Os três músicos encontraram-se em estúdio no ano passado, entre o Brasil e o Mali, para gravar as canções de «A Curva da Cintura» e só se voltam a juntar em palco esta semana, no primeiro dia do festival MED Loulé, no Algarve.

Antecipando este concerto, o primeiro de uma pequena digressão internacional, Arnaldo Antunes e Edgard Scandurra explicaram à agência Lusa que este encontro com o tocador maliano Toumani Diabaté surgiu quase por acidente, «uma surpresa da vida».

Arnaldo Antunes e Edgard Scandurra são dois nomes conhecidos do rock brasileiro, o primeiro por via dos Titãs, o segundo pelos Ira, ambos com uma carreira a solo, que se foi cruzando ao longo das últimas duas décadas.

Os dois tinham decidido gravar um disco, apenas com voz e violão, até que conheceram Toumani Diabaté, tocador de kora (um instrumento ancestral com 21 cordas), no festival Back2Black no Brasil.

«No primeiro ensaio 'rolou' uma magia, um encantamento, uma sintonia maravilhosa», descreveu Arnaldo Antunes, recordando que Toumani Diabaté os convidou para uma sessão de estúdio e uma viagem ao Mali.

Assim surgiu o disco «A Curva da Cintura», encontro entre África e Brasil, gravado entre São Paulo e Bamako, capital do Mali.

Com a «entrada do Toumani, a sonoridade que acrescentou no disco apontou para um caminho novo que o disco provavelmente não teria sem ele», explicou Edgard Scandurra, referindo que a sua base musical e a da Arnaldo Antunes «tem a música popular brasileira, mas tem muito do rock n'roll».

O que os surpreendeu foi a abertura de Toumani Diabaté «à musicalidade moderna», apesar de tocar um instrumento antigo, que passa de geração em geração, muito popular no Mali.

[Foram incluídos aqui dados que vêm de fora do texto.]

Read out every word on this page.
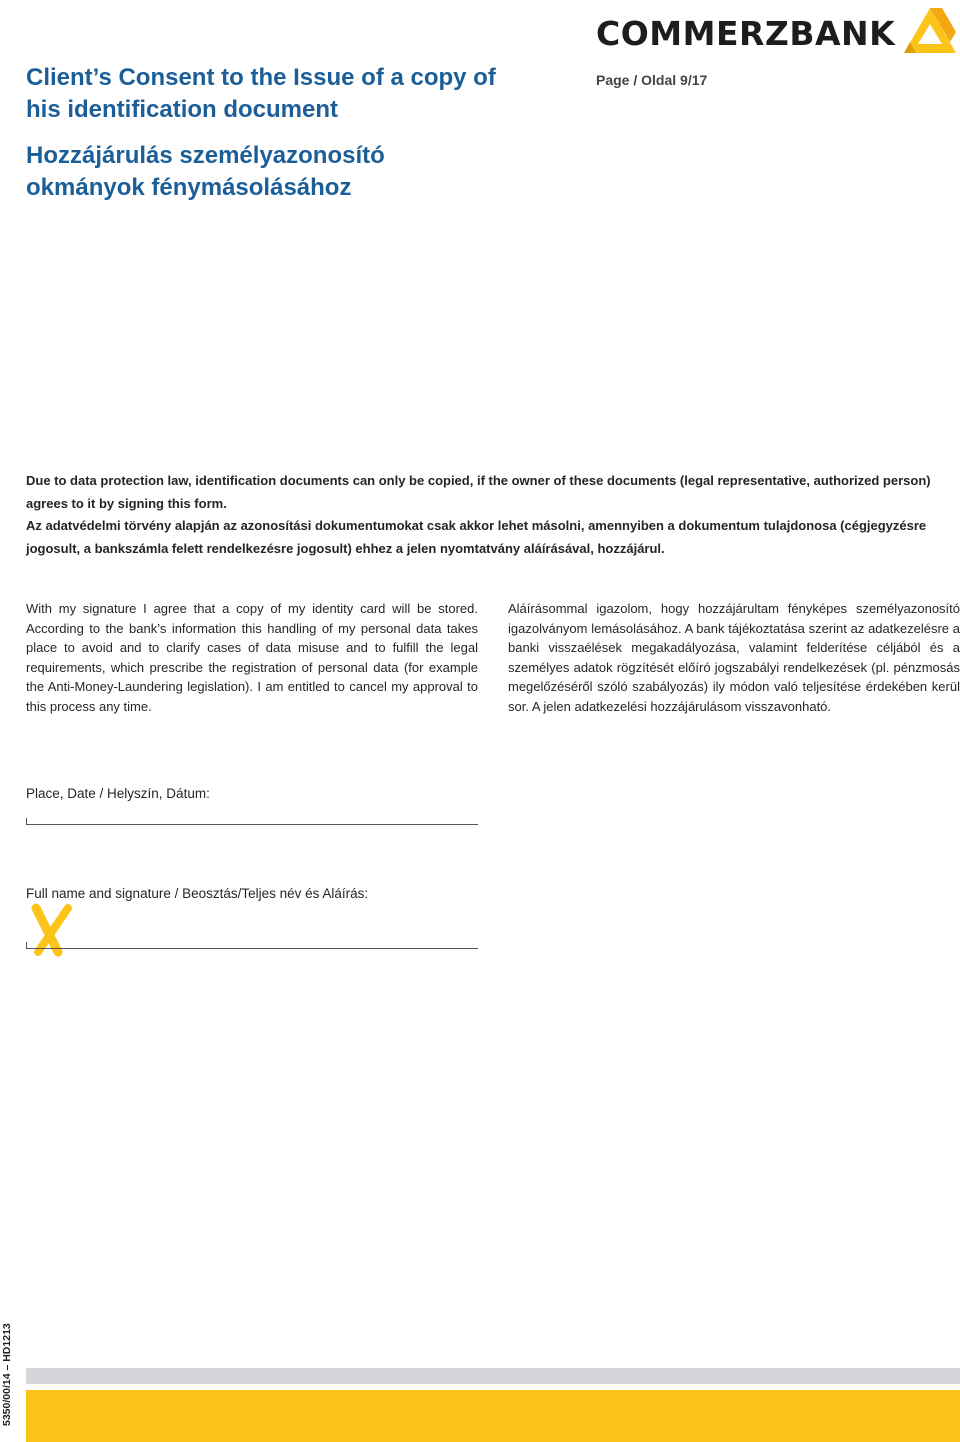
Client’s Consent to the Issue of a copy of his identification document
Hozzájárulás személyazonosító okmányok fénymásolásához
COMMERZBANK
Page / Oldal 9/17

Due to data protection law, identification documents can only be copied, if the owner of these documents (legal representative, authorized person) agrees to it by signing this form.

Az adatvédelmi törvény alapján az azonosítási dokumentumokat csak akkor lehet másolni, amennyiben a dokumentum tulajdonosa (cégjegyzésre jogosult, a bankszámla felett rendelkezésre jogosult) ehhez a jelen nyomtatvány aláírásával, hozzájárul.

With my signature I agree that a copy of my identity card will be stored. According to the bank’s information this handling of my personal data takes place to avoid and to clarify cases of data misuse and to fulfill the legal requirements, which prescribe the registration of personal data (for example the Anti-Money-Laundering legislation). I am entitled to cancel my approval to this process any time.

Aláírásommal igazolom, hogy hozzájárultam fényképes személyazonosító igazolványom lemásolásához. A bank tájékoztatása szerint az adatkezelésre a banki visszaélések megakadályozása, valamint felderítése céljából és a személyes adatok rögzítését előíró jogszabályi rendelkezések (pl. pénzmosás megelőzéséről szóló szabályozás) ily módon való teljesítése érdekében kerül sor. A jelen adatkezelési hozzájárulásom visszavonható.

Place, Date / Helyszín, Dátum:
Full name and signature / Beosztás/Teljes név és Aláírás:
5350/00/14 – HD1213
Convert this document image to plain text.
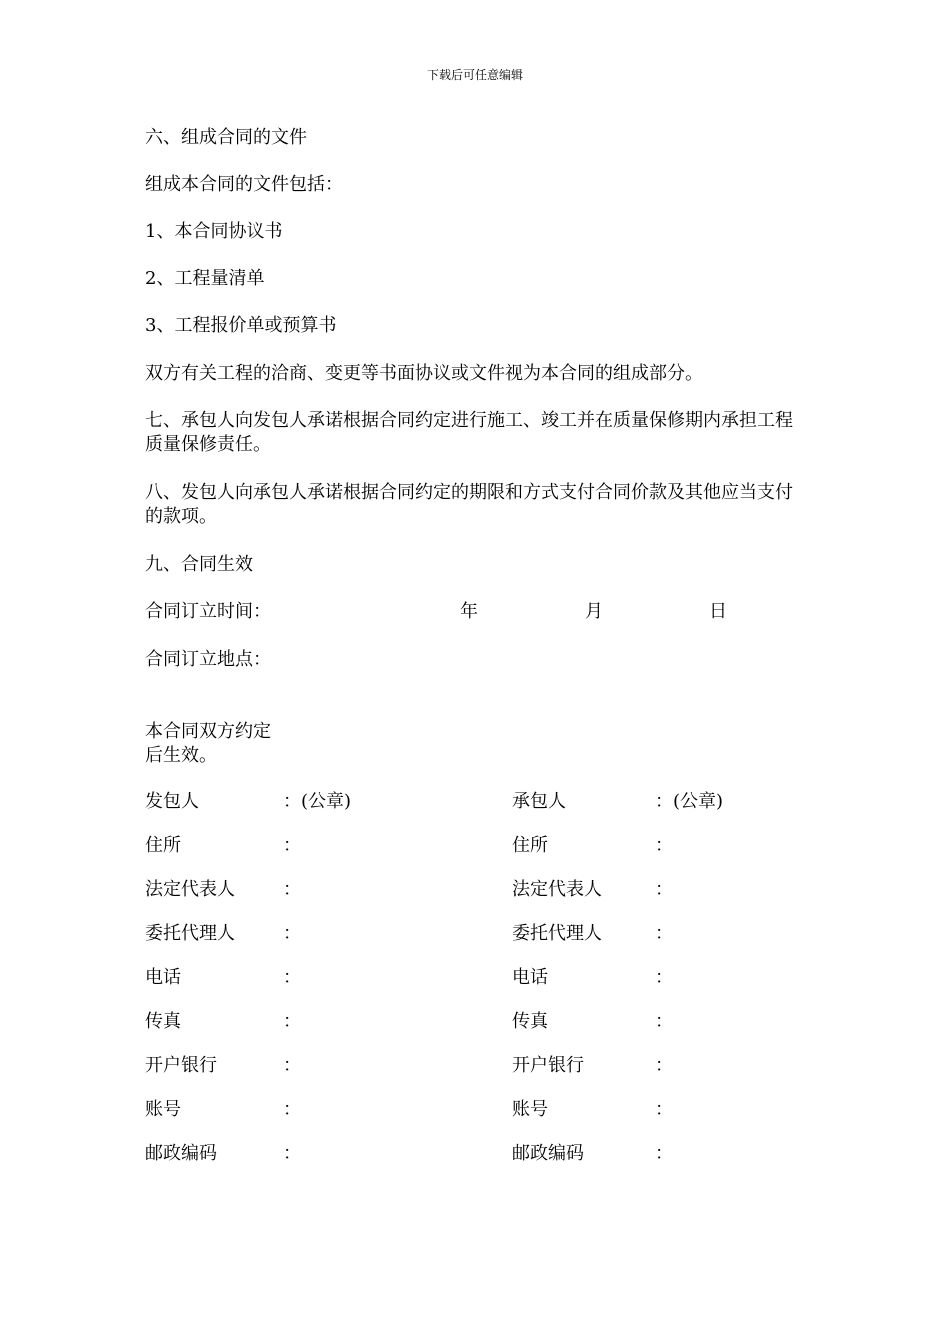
下载后可任意编辑

六、组成合同的文件

组成本合同的文件包括：

1、本合同协议书

2、工程量清单

3、工程报价单或预算书

双方有关工程的洽商、变更等书面协议或文件视为本合同的组成部分。

七、承包人向发包人承诺根据合同约定进行施工、竣工并在质量保修期内承担工程质量保修责任。

八、发包人向承包人承诺根据合同约定的期限和方式支付合同价款及其他应当支付的款项。

九、合同生效

合同订立时间：	年	月	日
合同订立地点：
本合同双方约定
后生效。
发包人	：(公章)	承包人	：(公章)
住所	：	住所	：
法定代表人	：	法定代表人	：
委托代理人	：	委托代理人	：
电话	：	电话	：
传真	：	传真	：
开户银行	：	开户银行	：
账号	：	账号	：
邮政编码	：	邮政编码	：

«Abriu uma possibilidade para criar um som que eu não consigo ver similiar. É uma novidade que a gente criou. A sonoridade da guitarra elétrica, com a kora e o balafon, criou um terceiro elemento que é uma música que a gente ainda precisa de definir o que é", disse Edgard Scandurra.

Sobre a temporada de gravações que passaram no Mali, na qual participou ainda Sidiki Diabaté, músico e filho do tocador de kora, Arnaldo Antunes falou de uma «experiência pessoal e musical».

«É um país que tem uma musicalidade muito viva. É um povo muito musical e muito doce. Foi uma experiência mágica», elogiou.

Em Loulé, os músicos vão apresentar temas como «Kaira», de Toumani Diabaté, sobre o poder da música, «Meu cabelo», uma versão de Arnaldo Antunes de um tema de Serge Gainsbourg, e «A Curva da Cintura», que dá nome ao disco que saiu esta semana em Portugal.

O Festival MED Loulé decorrerá na sexta-feira e no sábado e no cartaz figuram diversos artistas, como Cheik Lô, Boubacar Traoré, Jamaican Legends (com Sly & Robbie), Monty Alexander e Ernest Ranglin, e os portugueses Paus, You Can't Win Charliee Brown, Throes + The Shine, A Jigsaw, entre outros.